Whether the chandelier style is wrought iron, traditional, old world, crystal, Victorian or art deco, and no matter if the finish is brass, bronze, iron, copper, chrome or pewter, or if the chandelier is one, two or three-plus tiers, Hern and Rodriquez stand ready and able to breathe new life into old, worn-out chandeliers.
"We're a unique place, that's for sure," said Hern. "We restore old chandeliers to their original state by taking them apart, cleaning them up, rewiring them and sometimes, creating a new or different 'dressing' around the lighting.
"This all actually started as a hobby for me. I had always liked to play with lighting and when my wife and I semi-retired, we changed careers. We bought this building last October and, so far, everything has been going very well. In fact, we're having a ball."

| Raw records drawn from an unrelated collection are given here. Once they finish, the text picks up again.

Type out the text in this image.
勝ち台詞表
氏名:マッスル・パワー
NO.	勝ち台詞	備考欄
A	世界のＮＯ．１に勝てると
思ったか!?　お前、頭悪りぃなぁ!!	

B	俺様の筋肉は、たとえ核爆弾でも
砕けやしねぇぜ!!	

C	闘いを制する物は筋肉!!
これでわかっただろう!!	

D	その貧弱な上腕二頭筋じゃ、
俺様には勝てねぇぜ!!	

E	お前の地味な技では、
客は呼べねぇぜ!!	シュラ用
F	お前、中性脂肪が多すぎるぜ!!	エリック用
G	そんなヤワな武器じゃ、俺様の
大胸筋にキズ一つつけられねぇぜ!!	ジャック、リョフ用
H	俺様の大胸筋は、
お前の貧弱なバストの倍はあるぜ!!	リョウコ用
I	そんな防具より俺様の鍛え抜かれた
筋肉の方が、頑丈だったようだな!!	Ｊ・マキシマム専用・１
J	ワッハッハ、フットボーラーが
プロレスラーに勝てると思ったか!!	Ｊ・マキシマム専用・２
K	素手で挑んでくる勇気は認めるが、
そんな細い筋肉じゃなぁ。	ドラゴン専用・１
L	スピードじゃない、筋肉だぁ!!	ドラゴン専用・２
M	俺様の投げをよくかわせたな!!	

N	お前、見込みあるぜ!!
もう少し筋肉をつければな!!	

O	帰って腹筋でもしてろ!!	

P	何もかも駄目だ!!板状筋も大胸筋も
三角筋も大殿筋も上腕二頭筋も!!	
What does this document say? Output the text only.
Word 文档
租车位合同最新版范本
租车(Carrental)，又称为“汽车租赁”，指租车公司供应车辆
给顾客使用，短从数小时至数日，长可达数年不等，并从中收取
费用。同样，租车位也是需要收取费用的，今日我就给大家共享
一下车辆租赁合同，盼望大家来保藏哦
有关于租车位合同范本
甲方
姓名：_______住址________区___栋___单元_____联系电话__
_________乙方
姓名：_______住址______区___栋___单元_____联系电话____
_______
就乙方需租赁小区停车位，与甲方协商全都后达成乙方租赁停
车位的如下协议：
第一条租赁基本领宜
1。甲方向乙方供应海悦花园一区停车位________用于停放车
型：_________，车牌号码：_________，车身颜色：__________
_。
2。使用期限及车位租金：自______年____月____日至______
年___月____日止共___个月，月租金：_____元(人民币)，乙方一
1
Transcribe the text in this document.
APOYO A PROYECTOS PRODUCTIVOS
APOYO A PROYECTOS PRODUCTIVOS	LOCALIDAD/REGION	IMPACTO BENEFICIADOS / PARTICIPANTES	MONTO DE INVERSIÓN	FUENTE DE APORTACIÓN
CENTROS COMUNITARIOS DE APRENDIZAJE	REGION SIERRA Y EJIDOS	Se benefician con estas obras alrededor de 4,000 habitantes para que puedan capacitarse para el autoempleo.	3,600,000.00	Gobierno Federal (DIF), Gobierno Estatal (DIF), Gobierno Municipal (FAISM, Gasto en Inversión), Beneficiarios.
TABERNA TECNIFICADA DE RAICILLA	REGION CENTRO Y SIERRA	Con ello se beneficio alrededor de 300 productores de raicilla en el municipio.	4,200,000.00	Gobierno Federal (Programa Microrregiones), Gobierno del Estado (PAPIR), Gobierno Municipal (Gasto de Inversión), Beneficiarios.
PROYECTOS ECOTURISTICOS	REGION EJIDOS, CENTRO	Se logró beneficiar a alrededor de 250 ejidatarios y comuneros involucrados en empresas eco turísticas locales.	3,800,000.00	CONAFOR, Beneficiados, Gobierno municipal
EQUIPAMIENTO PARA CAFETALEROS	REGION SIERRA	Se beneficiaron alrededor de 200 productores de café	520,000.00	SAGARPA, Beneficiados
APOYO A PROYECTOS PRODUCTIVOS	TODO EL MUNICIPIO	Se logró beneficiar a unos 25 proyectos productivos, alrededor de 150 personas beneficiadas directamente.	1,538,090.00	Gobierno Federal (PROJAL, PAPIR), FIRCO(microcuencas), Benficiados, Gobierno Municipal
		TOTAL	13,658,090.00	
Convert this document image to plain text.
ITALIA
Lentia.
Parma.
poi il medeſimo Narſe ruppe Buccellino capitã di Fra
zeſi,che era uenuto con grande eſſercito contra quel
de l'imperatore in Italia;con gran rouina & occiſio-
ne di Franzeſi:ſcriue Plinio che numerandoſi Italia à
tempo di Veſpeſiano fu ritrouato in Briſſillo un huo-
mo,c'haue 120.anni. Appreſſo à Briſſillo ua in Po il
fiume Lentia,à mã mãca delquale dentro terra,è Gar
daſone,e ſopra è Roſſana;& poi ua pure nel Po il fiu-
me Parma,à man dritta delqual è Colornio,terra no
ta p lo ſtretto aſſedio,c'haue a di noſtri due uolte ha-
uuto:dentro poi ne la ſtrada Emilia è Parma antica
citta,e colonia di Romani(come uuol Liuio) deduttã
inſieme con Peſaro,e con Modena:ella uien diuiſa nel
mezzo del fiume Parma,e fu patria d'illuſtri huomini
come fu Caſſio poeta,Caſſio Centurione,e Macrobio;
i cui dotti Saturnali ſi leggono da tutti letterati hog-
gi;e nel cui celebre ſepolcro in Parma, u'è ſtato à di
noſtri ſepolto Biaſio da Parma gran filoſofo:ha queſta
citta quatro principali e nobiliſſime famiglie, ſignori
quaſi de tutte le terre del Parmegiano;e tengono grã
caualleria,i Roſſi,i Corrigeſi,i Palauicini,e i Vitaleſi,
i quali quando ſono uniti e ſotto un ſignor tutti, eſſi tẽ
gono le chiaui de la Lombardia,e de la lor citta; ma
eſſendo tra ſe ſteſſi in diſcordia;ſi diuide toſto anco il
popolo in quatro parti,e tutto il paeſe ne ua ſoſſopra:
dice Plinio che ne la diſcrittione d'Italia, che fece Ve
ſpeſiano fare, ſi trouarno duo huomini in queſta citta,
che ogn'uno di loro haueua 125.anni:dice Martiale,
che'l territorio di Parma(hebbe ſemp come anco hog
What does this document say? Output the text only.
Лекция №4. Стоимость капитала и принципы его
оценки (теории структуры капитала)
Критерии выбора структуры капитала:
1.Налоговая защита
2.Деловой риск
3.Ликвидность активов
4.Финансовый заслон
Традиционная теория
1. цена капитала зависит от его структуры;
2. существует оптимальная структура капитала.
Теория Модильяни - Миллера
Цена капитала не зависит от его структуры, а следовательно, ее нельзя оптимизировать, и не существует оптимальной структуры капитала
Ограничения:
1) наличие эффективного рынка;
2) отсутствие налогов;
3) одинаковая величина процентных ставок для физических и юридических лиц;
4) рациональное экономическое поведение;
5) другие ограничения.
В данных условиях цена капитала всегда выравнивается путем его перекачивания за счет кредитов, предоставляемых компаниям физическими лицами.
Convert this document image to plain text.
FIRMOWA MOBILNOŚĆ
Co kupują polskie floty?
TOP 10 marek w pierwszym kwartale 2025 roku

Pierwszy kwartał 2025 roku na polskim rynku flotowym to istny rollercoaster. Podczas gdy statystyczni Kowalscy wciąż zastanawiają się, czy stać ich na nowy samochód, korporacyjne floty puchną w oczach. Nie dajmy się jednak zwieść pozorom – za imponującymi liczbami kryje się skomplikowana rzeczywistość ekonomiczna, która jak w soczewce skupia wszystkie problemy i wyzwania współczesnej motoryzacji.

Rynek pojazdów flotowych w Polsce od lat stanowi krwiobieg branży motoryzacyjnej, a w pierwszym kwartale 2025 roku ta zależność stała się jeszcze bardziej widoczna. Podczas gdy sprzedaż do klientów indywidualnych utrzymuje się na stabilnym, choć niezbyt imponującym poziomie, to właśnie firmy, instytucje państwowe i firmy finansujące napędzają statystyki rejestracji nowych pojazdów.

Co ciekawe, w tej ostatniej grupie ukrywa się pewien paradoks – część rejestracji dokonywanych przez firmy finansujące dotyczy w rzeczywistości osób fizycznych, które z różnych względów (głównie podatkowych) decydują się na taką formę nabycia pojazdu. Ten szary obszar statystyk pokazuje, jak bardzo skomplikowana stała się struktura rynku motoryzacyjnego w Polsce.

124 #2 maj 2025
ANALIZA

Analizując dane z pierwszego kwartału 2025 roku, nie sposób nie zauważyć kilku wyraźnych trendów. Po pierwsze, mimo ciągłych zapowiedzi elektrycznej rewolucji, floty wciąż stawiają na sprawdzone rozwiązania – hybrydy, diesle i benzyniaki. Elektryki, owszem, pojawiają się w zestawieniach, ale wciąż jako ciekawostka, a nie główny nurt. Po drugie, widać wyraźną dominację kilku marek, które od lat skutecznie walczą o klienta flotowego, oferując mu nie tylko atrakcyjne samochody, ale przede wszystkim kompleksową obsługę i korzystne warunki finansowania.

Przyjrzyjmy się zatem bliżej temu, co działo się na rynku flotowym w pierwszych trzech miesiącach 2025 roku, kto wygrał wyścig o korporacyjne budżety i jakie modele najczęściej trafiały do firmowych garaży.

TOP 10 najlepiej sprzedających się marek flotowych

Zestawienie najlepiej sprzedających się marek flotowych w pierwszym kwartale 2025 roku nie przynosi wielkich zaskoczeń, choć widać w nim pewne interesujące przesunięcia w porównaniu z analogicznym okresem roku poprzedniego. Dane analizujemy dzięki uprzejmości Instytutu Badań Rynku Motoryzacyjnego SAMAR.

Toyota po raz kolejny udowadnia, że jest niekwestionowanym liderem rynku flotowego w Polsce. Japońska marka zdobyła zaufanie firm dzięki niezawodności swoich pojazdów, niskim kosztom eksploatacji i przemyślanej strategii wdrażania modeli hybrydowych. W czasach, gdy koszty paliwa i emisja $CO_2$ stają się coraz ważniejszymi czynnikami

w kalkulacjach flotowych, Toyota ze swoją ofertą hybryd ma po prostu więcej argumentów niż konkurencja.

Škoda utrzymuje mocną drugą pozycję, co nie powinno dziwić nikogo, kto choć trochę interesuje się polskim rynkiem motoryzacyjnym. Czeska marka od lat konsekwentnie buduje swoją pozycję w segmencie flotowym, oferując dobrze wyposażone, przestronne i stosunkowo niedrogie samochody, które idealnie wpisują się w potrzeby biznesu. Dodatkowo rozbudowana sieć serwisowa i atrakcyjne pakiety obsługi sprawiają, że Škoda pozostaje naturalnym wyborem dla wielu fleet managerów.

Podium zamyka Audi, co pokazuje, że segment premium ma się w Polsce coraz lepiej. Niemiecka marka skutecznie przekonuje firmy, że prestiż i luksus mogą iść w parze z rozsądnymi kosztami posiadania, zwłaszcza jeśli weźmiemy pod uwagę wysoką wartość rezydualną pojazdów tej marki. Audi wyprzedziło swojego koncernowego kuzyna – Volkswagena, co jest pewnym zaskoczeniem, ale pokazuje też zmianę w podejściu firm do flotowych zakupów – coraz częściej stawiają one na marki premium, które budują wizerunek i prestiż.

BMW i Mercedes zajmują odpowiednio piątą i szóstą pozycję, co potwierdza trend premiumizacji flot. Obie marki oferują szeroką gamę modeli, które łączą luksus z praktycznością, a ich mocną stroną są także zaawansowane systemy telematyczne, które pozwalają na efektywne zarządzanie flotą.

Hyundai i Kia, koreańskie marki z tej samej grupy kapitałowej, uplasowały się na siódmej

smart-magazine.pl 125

The shop is full of restored, eye-catching chandeliers and various pieces of furniture, but the really intricate, tedious and time-consuming chandelier restoration work takes place in a workshop at the back of the store.
That's where Rodriquez takes old chandeliers apart and does the needed rewiring work, and where Hern takes care of the new dressing up of the piece. Then, together, they put the finishing touches on the reborn chandelier.
"We replace prisms and repin crystals and take care of the general cleanup and repairs," said Rodriquez. "When we're done, the chandelier is ready to hang in the house. It's not just good as new. It's often better than new!"
"Our motto," added Hern, "is that we don't sell anything that we're not willing to put in our own home."
A restored chandelier can cost as little as $300, or as much as $30,000.
"Price-wise," said Hern, "it really runs the gamut. We guarantee our work, and everything has been tested and retested before it leaves here. Our clients know that we only sell investment-grade chandeliers."
One-of-a-kind chandeliers are Hern and Rodriquez's specialty. They remember restoring a huge, three-tiered French Ormond chandelier that had 24 lights and measured 38 inches wide and 32 inches in length.
They have successfully done battle with an Italian chandelier from the 1930s that featured ornate, solid bronze griffins as its signature look. They have restored art deco chandeliers from the 1920s, Spanish chandeliers from the 1940s, and French chandeliers from way back in the 1870s.
They have restored Delph chandeliers, Dragon chandeliers, Maria Theresa chandeliers and Rococo chandeliers.
Though they are all as different from one another as they can be, they have one thing in common: They have each been given a second life, and restored to their original beauty, proving that - at least in the world of chandeliers - everything old can, indeed, become new again.
"We've sold about 110 chandeliers since we've been here," said Hern, "plus more than 80 sconces and table lights. We do a lot of rewiring work. Marrying new-world electric to an old-world look and often adding some extra touches can produce some great results."
Taking down a massive chandelier, layer-by-layer, and then restoring it, prism-by-prism, crystal-by-crystal and light-by-light, takes a lot of time. Often, rewiring, reassembling and even welding restoration work is necessary, making the process even more time-consuming.
"Depending on the amount of customization required, and, of course, the size of the chandelier, restoring one can take many weeks," said Hern.
Hern remembers working on a chandelier that was so huge that he and Carlos completed their work on it in a garage.
"Another chandelier that we worked on," said Rodriquez, "was 5 feet high and 4 feet across!"
Both also remember renovating 26 chandeliers for one home in Little Silver - including one huge chandelier that hung over the grand staircase and extended from the third floor down to the first floor.
"I still remember the look on the faces of those clients," said Hern. "They were positively beside themselves with happiness over how that restored chandelier looked when we finished it."
The Red Bank Furniture Emporium is open Monday through Saturday, 10 a.m. to 5 p.m., and on Sunday from noon to 4 p.m.